Anderhalf jaar later plaatste de dokter een cochleair implantaat (CI), een implantaat dat geluid omzet in elektrische pulsen die de gehoorzenuw stimuleren. Daardoor kan hij weer geluiden waarnemen.
‘Ze hebben mij ook een CI aangeboden, maar dat wilde ik toen niet’, pikt Ruth in. ‘Dan is dat stukje gehoor dat ik wel nog heb weg. Ik zou mijn dochter haar stem niet meer kunnen horen.’
Geluid als een robotstem
In het dagelijkse leven is het eigenlijk niet stil voor Robin en Ruth. Zelfs als Ruth haar hoorapparaat uitzet, is het niet stil. Ze blijft het ruisen van haar tinnitus horen.
‘Dankzij begeleiding slaag ik er nu wel in om dat weg te filteren. Het is er nog, maar het doet me niet meer zoveel. Het lijkt stil.’

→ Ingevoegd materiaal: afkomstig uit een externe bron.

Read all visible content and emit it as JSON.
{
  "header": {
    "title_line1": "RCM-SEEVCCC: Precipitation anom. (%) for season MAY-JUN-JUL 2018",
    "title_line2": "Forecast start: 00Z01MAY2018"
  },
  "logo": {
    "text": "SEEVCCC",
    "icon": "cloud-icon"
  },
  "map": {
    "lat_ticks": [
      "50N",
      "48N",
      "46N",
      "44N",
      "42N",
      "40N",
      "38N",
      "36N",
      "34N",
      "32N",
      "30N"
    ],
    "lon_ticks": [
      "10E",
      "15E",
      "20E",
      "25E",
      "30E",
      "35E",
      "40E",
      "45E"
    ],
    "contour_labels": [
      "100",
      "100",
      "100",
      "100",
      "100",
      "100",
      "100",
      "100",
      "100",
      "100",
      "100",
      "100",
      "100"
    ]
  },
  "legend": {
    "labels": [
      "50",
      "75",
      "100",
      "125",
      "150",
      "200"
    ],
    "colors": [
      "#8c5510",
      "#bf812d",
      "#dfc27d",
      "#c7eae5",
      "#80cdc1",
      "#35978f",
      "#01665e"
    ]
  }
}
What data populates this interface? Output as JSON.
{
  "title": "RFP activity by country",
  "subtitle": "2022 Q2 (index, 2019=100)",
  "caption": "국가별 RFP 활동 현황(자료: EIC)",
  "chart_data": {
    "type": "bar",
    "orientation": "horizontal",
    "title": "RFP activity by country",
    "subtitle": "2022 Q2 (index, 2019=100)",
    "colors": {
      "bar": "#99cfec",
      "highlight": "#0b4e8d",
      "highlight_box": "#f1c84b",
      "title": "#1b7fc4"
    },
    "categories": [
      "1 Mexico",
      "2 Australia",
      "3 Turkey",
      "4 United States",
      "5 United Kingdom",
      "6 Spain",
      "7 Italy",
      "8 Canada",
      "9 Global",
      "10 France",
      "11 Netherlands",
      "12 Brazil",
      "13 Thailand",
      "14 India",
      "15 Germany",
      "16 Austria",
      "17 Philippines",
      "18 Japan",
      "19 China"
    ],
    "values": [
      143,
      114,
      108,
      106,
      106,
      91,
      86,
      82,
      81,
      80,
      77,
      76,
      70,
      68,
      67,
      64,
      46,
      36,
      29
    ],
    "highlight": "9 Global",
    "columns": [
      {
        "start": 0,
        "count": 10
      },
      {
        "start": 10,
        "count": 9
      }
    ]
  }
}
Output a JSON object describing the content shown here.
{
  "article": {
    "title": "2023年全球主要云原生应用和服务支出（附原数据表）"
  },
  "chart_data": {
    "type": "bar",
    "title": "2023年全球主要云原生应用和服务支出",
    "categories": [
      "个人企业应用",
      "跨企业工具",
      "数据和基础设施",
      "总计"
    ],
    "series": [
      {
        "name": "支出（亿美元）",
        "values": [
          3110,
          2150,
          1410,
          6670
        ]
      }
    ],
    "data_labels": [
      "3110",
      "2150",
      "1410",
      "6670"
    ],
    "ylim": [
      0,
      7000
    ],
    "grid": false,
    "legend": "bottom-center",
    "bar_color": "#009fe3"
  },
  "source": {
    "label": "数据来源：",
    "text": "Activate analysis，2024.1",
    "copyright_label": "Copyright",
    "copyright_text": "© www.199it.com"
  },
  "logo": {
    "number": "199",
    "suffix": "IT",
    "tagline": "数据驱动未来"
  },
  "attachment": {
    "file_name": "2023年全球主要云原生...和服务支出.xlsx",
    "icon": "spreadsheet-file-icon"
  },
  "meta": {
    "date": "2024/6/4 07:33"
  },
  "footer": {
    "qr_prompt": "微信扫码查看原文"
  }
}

Ook de geluiden die Robin hoort, zijn niet dezelfde als die van de horenden. Maar hoe klinkt dat dan? ‘Ik kan het moeilijk uitleggen’, antwoordt Robin. ‘Ik heb nooit iets anders geweten natuurlijk. Ik kan me jullie geluid ook niet meer herinneren. Mensen zeggen dat een CI als een robotstem klinkt.’
‘En wat hoor jij als je CI uitstaat?’, pikt Ruth nieuwsgierig in. ‘Volledige stilte. Dan hoor ik geen druppel meer.’
Een zalig drukke zaal
Als Robin gebaart, dan doet hij dat heel enthousiast. Druk bijna. Als hij klank zou gebruiken, dan zou zijn stem de kamer vullen, maar het blijft stil.

‘Voor jou lijkt dat stil,’ zegt Robin, ‘maar als ik een ruimte binnenga, waar verschillende doven communiceren in gebarentaal, dan is dat voor mij een drukke bedoening. Ik begrijp van elk gesprek in mijn gezichtsveld de boodschap.’
‘Op Werelddovendag stond ik te wachten in een ruimte vol met mensen’, herinnert Ruth zich. ‘Voor mij was het zalig stil. Iedereen communiceerde in gebarentaal. Omdat ik net VGT studeerde kon ik wel enkele gebaren lezen. Toen besefte ik voor het eerst dat een zaal met zoveel impulsen ongelooflijk druk is voor dove personen.’
‘Een zaal met horende mensen ervaar ik daarentegen wel als stil, want ik versta het niet’, zegt Robin. ‘Ik heb geen vertaling in mijn hoofd.’
Met één blik genoeg
De gebarentaalstijl van Ruth en Robin is opvallend verschillend. Die van leerling Ruth is klein en voorzichtig. Die van Robin deint mee met de toon van het gesprek. Soms maakt hij een klein, zijdelings gebaar, andere keren gaan zijn handen zo snel dat ik verbaasd ben dat de tolk kan volgen.
‘Als ik kwaad of enthousiast ben, ga ik sneller gebaren’, beaamt Robin. ‘Maar nu ben ik niet kwaad hoor, dat lees je wel af van mijn mimiek. De grootte en de snelheid van de gebaren geeft nuance mee. Mimiek is de intonatie van onze stem.’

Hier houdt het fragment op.